Items Requiring Misting

Leafy vegetables and items such as watercress possess the shortest shelf lives if they’re not misted, says Emily Stavrou, marketing director for Corrigan Corp. of America, headquartered in Gurnee, IL. Items that should not be misted include mushrooms, onions (excluding green onions and chives), potatoes, tomatoes, shallots, garlic, dried peppers, jicama, certain tree beans, waxed rutabaga and white eggplant. Naked or bulk product with twist ties, open bags of vegetables, and enclosed products in bags or rigid containers are also often mistakenly placed under misting systems.

To get the “fresh” image misting allows, it’s important to remove broken leaves from the display, cut butt ends of leafy vegetables and clean any dirt from the display area, advises Stavrou. It is also important to discard dead or old produce and restock with produce that has been properly crisped and cleaned. Older produce goes on top if it is still saleable. Always rotate displays to keep them full and inviting.
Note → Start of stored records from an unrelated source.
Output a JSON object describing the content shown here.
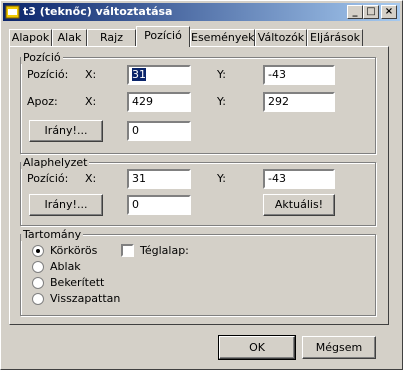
{
  "window": {
    "title": "t3 (teknőc) változtatása"
  },
  "tabs": [
    "Alapok",
    "Alak",
    "Rajz",
    "Pozíció",
    "Események",
    "Változók",
    "Eljárások"
  ],
  "active_tab": "Pozíció",
  "pozicio_group": {
    "title": "Pozíció",
    "row1": {
      "label": "Pozíció:",
      "x_label": "X:",
      "x_value": "31",
      "y_label": "Y:",
      "y_value": "-43"
    },
    "row2": {
      "label": "Apoz:",
      "x_label": "X:",
      "x_value": "429",
      "y_label": "Y:",
      "y_value": "292"
    },
    "irany_button": "Irány!...",
    "irany_value": "0"
  },
  "alaphelyzet_group": {
    "title": "Alaphelyzet",
    "row1": {
      "label": "Pozíció:",
      "x_label": "X:",
      "x_value": "31",
      "y_label": "Y:",
      "y_value": "-43"
    },
    "irany_button": "Irány!...",
    "irany_value": "0",
    "aktualis_button": "Aktuális!"
  },
  "tartomany_group": {
    "title": "Tartomány",
    "options": [
      "Körkörös",
      "Ablak",
      "Bekerített",
      "Visszapattan"
    ],
    "selected": "Körkörös",
    "teglalap_label": "Téglalap:",
    "teglalap_checked": false
  },
  "footer": {
    "ok": "OK",
    "cancel": "Mégsem"
  }
}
Leafy greens, root vegetables, broccoli, cauliflower, green onions, parsley, cilantro and related items with the smallest shelf lives typically require the most misting and attention, says Ande Manos, marketing manager and business development for Babe Farms in Santa Maria, CA. Rotation, keeping product well-stocked and looking fresh is important. “Once saturated, root vegetable tops and lettuces start breaking down and begin to decay if over-misted,” she says.

Generally, the items under misters are more delicate and require close attention, including regular rotation and remaining in a continual cold-chain environment. Typically, misted items will experience higher shrink than non-wet rack items. In addition to water and moisture exposure, these items have less packaging that offers some level of protection, which also contributes to shrinking, says Jamie Strachan, chief executive of Green Giant Fresh, Salinas, CA.

“Retailers must not only properly rotate product on the wet rack, they should also regularly rotate product as it arrives in the back room,” says Strachan. “Having a disorganized back room, and not maintaining a first-in, first-out rotation, can contribute to higher shrink before the product even gets out onto the sales floor. Food safety concerns can arise when store shelves are not being cleaned regularly and properly. Unpackaged products also mean products are viewed as being exposed to multiple ‘touches’ before they go home with a consumer. The product rotation process is even more important for products under the misters than non-wet rack items.”

Daily Refreshing Required

radishesAs vegetables in the wet rack are the most sensitive to temperature and humidity, keeping them moist is essential to preserving the quality and nutritional value of the bulk items.

“Items that should be kept cold, but not wet, are incorrectly placed in the wet rack,” says Bob Borda, vice president of organic sales for Grimmway Farms, which grows and ships from Bakersfield, CA, and is the parent company of Cal-Organic Farms. “For example, baby carrots are packaged in bags with micro-perforation to allow the product to breathe. However, water can seep into perforated packs, which compromises the product’s integrity and shortens its shelf-life.”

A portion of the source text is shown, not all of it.